I used to be limber, in my twenties. In a hurdler stretch I could touch my nose to my knee with my knee straight.
During my twice daily burpee-based calisthenic routine I do a couple stretches—my hamstring for sixty breaths immediately after the burpees and a bridge stretch for nine breaths near the end of the routine.
I didn’t start stretching to get limber, though. I keep reading that flexibility doesn’t help reduce injury or increase performance. I started with the goal of enabling an L-sit. Lifting against gravity is hard enough. Having to push against my hamstring is too hard to overcome. As an aside, I could hold a L-sit for ten or twenty seconds within the past year. Now I’m trying to do it with sandals acting as weight on my feet.
I also find that stretching your body physically reduces tension physically and mentally, so I find stretching physically calms my life, which I like. I have a feeling most people have found that effect, at least people who stretch.
What I wanted to write about was a pattern I noticed about pain and stretching.
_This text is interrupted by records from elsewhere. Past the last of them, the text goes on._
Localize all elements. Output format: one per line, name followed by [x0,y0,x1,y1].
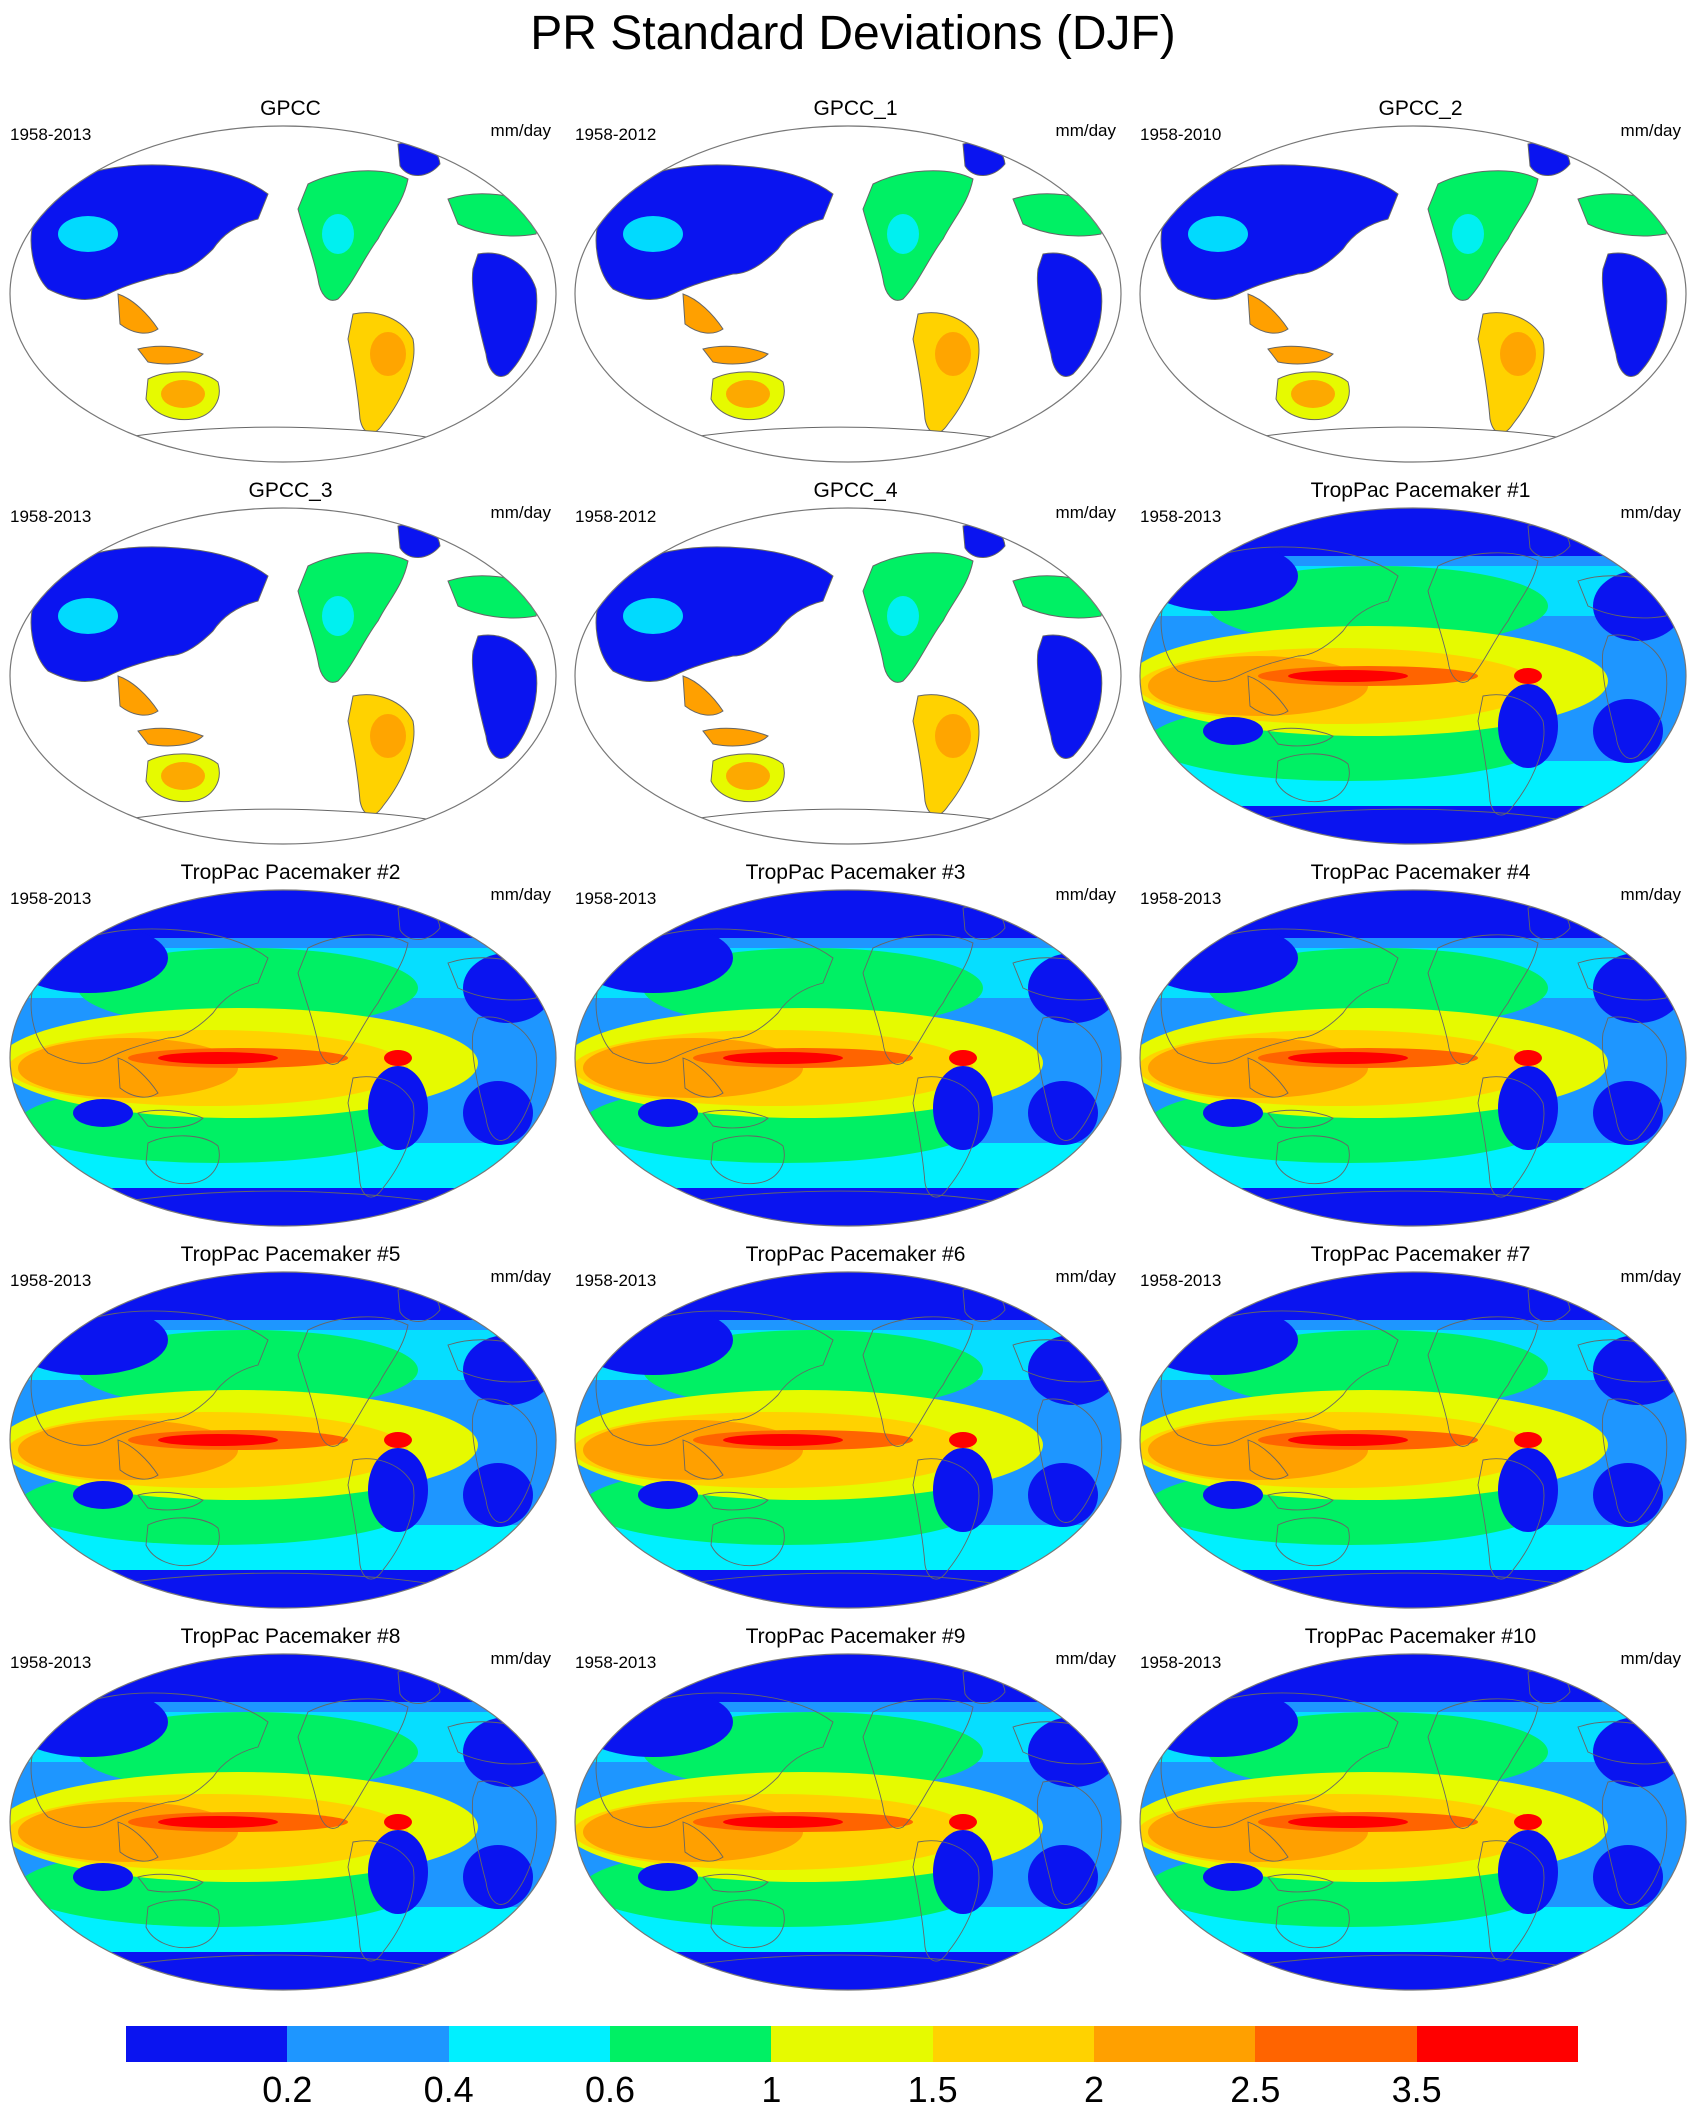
world-map [9,507,557,845]
panel-units: mm/day [1620,885,1681,904]
colorbar-box [1255,2026,1418,2062]
map-panel: TropPac Pacemaker #3 1958-2013 mm/day [573,860,1138,1242]
world-map [1139,125,1687,463]
panel-title: GPCC_3 [248,479,333,502]
panel-period: 1958-2013 [1140,507,1222,526]
panel-units: mm/day [1055,885,1116,904]
world-map [9,125,557,463]
map-panel: GPCC_3 1958-2013 mm/day [8,478,573,860]
colorbar-box [126,2026,288,2062]
world-map [574,125,1122,463]
panel-title: TropPac Pacemaker #10 [1304,1625,1537,1648]
panel-title: TropPac Pacemaker #3 [745,861,966,884]
world-map [574,889,1122,1227]
colorbar [126,2026,1579,2066]
map-panel: GPCC_1 1958-2012 mm/day [573,96,1138,478]
world-map [9,1271,557,1609]
world-map [1139,507,1687,845]
panel-units: mm/day [490,121,551,140]
panel-period: 1958-2013 [1140,1653,1222,1672]
panel-units: mm/day [1620,1649,1681,1668]
panel-title: GPCC [260,97,321,120]
panel-units: mm/day [1055,1649,1116,1668]
panel-units: mm/day [490,1267,551,1286]
panel-period: 1958-2013 [575,889,657,908]
colorbar-label: 1 [761,2069,782,2110]
panel-grid: GPCC 1958-2013 mm/day GPCC_1 1958-2012 mm/day… [8,96,1698,2006]
colorbar-box [771,2026,934,2062]
panel-period: 1958-2012 [575,125,657,144]
map-panel: TropPac Pacemaker #5 1958-2013 mm/day [8,1242,573,1624]
map-panel: TropPac Pacemaker #2 1958-2013 mm/day [8,860,573,1242]
panel-title: GPCC_2 [1378,97,1463,120]
panel-units: mm/day [1620,503,1681,522]
colorbar-label: 0.6 [584,2069,636,2110]
colorbar-box [610,2026,772,2062]
panel-title: TropPac Pacemaker #6 [745,1243,966,1266]
panel-units: mm/day [490,885,551,904]
panel-units: mm/day [1620,121,1681,140]
map-panel: GPCC_2 1958-2010 mm/day [1138,96,1703,478]
map-panel: TropPac Pacemaker #4 1958-2013 mm/day [1138,860,1703,1242]
panel-units: mm/day [490,503,551,522]
map-panel: GPCC_4 1958-2012 mm/day [573,478,1138,860]
panel-title: TropPac Pacemaker #2 [180,861,401,884]
map-panel: TropPac Pacemaker #6 1958-2013 mm/day [573,1242,1138,1624]
colorbar-label: 0.4 [423,2069,474,2110]
colorbar-box [1416,2026,1579,2062]
panel-period: 1958-2013 [575,1271,657,1290]
map-panel: TropPac Pacemaker #8 1958-2013 mm/day [8,1624,573,2006]
world-map [574,1653,1122,1991]
panel-title: TropPac Pacemaker #7 [1310,1243,1531,1266]
panel-period: 1958-2012 [575,507,657,526]
map-panel: TropPac Pacemaker #1 1958-2013 mm/day [1138,478,1703,860]
colorbar-label: 2 [1083,2069,1105,2110]
world-map [1139,889,1687,1227]
panel-units: mm/day [1055,503,1116,522]
colorbar-box [1094,2026,1256,2062]
panel-units: mm/day [490,1649,551,1668]
map-panel: GPCC 1958-2013 mm/day [8,96,573,478]
panel-period: 1958-2013 [10,1653,92,1672]
panel-period: 1958-2013 [10,889,92,908]
world-map [1139,1271,1687,1609]
panel-period: 1958-2013 [10,1271,92,1290]
panel-title: GPCC_4 [813,479,898,502]
panel-units: mm/day [1055,121,1116,140]
panel-period: 1958-2013 [1140,1271,1222,1290]
world-map [574,507,1122,845]
panel-title: TropPac Pacemaker #1 [1310,479,1531,502]
panel-period: 1958-2010 [1140,125,1222,144]
colorbar-label: 0.2 [262,2069,313,2110]
panel-units: mm/day [1620,1267,1681,1286]
panel-title: TropPac Pacemaker #9 [745,1625,966,1648]
world-map [9,889,557,1227]
panel-period: 1958-2013 [1140,889,1222,908]
colorbar-box [287,2026,450,2062]
world-map [9,1653,557,1991]
world-map [1139,1653,1687,1991]
colorbar-box [448,2026,611,2062]
panel-period: 1958-2013 [575,1653,657,1672]
colorbar-label: 2.5 [1230,2069,1281,2110]
colorbar-label: 1.5 [907,2069,958,2110]
colorbar-box [932,2026,1095,2062]
panel-title: GPCC_1 [813,97,898,120]
panel-title: TropPac Pacemaker #4 [1310,861,1531,884]
panel-title: TropPac Pacemaker #5 [180,1243,401,1266]
panel-period: 1958-2013 [10,125,92,144]
map-panel: TropPac Pacemaker #7 1958-2013 mm/day [1138,1242,1703,1624]
panel-title: TropPac Pacemaker #8 [180,1625,401,1648]
figure-title: PR Standard Deviations (DJF) [530,7,1176,60]
panel-period: 1958-2013 [10,507,92,526]
world-map [574,1271,1122,1609]
map-panel: TropPac Pacemaker #9 1958-2013 mm/day [573,1624,1138,2006]
panel-units: mm/day [1055,1267,1116,1286]
map-panel: TropPac Pacemaker #10 1958-2013 mm/day [1138,1624,1703,2006]
colorbar-label: 3.5 [1391,2069,1442,2110]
When I start a regimen of stretching a ligament, muscle, or whatever we stretch when we stretch consistently, stretching anything beyond the regular range of motion hurts. It’s not just any pain. Stretching a tight hamstring hurts. You can stop it any time you want, so you have to choose to feel it. We all know the feeling.
If I keep stretching consistently for long enough, my range of motion increases. Specifically, I can move farther before it hurts.
My hamstring stretching has gotten far lately. With my knees straight, I can put nearly my whole hand on the sole of my foot, so my toes are around my heels.
What I noticed that I alluded to in this post’s title is that stretching my hamstring doesn’t hurt as much. My range of motion is still limited, but the boundaries aren’t pain. They’re a mix of physical discomfort and painless tension.
Experience in life also brings you tension—emotional tension—that feels painful but that if you challenge yourself enough, it stops being painful and becomes just challenging. I find that learning to overcome these challenges internally develops skills to handle tension and pain including when it feels like it’s coming from outside.
Part of the reason I stretch is to develop these skills to manage emotions so I can apply them elsewhere in life.